Das Landesamt wies darauf hin, dass die von den Staatsanwaltschaften erledigten Verfahren nach dem OWiG teilweise in den amtsgerichtlichen Zahlen enthalten sind. Die Statistik aus Amtsgerichten muss in den einzelnen Gerichten erfragt werden.

Rheinland-pfälzische Kommunen führen oftmals keine genauen Statistiken über die im Laufe eines Jahres erfolgten Ordnungswidrigkeitsverfahren. Dabei summieren sich in Städten wie der Landeshauptstadt Mainz die Einnahmen aus Parkverboten („Knöllchen“) zu erheblichen Bilanzposten. Laut dem veralteten OWiG müssen Behörden den klagenden Bürgerinnen und Bürgern keine Rechenschaft ablegen, sofern es sich tatsächlich um eine Ordnungswidrigkeit handelte. Am Beispiel der verbotenen Ruhestörung durch Laubbläser in der Mittagszeit zwischen 13 Uhr und 15 Uhr können sich Einwohner zwar beim zuständigen Ordnungsamt beschweren, erfahren aber meist nicht, wie die Behörde geurteilt hat. Lehnen Beschuldigte ein von der Behörde verhängtes Bußgeld oder Verwarngeld ab, wird der Sachverhalt vor dem Amtsgericht weiterverhandelt. Die Kläger erfahren von der kommunalen Behörde nicht, wann der Amtsgerichtstermin stattfindet.

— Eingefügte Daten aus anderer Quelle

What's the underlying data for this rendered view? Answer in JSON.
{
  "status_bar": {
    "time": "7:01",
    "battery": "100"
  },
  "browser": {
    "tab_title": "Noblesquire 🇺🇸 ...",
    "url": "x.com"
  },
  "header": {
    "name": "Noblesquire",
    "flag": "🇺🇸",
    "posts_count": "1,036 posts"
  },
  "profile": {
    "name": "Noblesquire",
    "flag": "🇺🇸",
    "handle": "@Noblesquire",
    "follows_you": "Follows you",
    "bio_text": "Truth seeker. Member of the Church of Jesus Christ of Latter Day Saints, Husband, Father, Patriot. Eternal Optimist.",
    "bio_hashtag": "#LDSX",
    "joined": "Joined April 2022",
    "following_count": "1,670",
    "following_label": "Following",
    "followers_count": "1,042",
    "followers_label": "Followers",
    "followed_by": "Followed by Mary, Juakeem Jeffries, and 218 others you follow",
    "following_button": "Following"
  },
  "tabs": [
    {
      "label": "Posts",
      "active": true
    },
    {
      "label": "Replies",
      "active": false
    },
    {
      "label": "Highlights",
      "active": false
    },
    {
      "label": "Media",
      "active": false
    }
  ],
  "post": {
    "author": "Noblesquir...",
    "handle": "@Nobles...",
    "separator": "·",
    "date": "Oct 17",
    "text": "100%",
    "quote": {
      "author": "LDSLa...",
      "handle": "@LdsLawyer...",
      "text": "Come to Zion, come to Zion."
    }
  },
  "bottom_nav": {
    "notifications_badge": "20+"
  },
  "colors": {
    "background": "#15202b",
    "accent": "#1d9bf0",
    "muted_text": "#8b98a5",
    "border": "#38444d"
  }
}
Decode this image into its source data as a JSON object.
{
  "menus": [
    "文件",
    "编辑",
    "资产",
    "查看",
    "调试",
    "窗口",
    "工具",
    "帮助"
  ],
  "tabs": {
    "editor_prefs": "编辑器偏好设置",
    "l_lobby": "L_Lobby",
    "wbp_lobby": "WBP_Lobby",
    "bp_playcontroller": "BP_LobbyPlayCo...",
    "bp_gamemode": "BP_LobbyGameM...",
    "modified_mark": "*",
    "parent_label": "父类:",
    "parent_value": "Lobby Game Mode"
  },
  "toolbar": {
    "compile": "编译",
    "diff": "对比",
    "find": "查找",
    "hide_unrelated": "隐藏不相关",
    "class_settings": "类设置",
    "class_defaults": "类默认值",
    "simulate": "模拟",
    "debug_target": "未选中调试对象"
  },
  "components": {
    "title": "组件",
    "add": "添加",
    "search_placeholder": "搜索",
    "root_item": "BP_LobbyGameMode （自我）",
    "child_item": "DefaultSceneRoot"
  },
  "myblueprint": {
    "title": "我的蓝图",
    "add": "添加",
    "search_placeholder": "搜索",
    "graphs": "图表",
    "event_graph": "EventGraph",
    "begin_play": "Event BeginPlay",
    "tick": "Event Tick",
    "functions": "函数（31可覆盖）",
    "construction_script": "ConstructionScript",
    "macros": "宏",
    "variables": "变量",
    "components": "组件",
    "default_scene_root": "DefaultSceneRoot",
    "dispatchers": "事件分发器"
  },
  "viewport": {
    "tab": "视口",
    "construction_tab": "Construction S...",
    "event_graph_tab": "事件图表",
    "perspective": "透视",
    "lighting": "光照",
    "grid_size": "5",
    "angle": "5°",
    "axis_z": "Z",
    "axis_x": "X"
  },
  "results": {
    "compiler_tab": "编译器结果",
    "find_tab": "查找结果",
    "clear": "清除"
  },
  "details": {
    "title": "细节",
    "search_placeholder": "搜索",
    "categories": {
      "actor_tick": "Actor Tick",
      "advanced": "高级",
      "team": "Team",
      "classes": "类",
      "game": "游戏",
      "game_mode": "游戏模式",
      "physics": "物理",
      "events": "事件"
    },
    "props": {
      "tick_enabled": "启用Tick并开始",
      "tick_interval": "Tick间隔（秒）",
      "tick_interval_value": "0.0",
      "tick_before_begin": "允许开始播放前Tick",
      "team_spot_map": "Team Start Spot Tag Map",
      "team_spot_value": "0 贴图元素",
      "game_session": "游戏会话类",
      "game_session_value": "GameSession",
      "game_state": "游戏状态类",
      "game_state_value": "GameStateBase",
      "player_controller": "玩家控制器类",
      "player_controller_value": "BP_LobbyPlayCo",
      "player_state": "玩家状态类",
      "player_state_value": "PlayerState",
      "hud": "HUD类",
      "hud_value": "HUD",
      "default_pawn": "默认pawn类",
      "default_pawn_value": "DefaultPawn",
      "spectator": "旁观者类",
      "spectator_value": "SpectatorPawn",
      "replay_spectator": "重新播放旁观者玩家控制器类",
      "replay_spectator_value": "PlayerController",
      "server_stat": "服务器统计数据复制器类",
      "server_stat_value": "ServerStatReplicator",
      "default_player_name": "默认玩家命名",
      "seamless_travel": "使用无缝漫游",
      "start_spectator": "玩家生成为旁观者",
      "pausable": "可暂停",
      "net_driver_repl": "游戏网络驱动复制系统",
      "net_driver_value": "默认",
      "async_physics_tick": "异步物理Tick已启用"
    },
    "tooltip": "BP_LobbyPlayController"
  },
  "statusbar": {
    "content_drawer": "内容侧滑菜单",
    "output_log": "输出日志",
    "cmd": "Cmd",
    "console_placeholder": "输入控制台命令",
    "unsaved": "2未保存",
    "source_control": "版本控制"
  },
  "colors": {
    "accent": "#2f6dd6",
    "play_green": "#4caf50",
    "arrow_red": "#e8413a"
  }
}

analogo.de meint: Wie sollen Bürgerinnen und Bürger Vertrauen in den Rechtsstaat aufbauen, wenn sie nicht wissen, wie Recht gesprochen wurde? Der Rechtsstaat zeigt sich im Ordnungswidrigkeitsrecht von der heimlichen Seite und kann daher allenfalls als unmoralisches Rechtssystem bezeichnet werden. Die Regierungsparteien auf Bundesebene haben keine Pläne das alte Gesetz zu reformieren. Und die Kommunen zeigen sich nicht transparent, sofern sie dazu kraft Gesetz nicht verpflichtet sind.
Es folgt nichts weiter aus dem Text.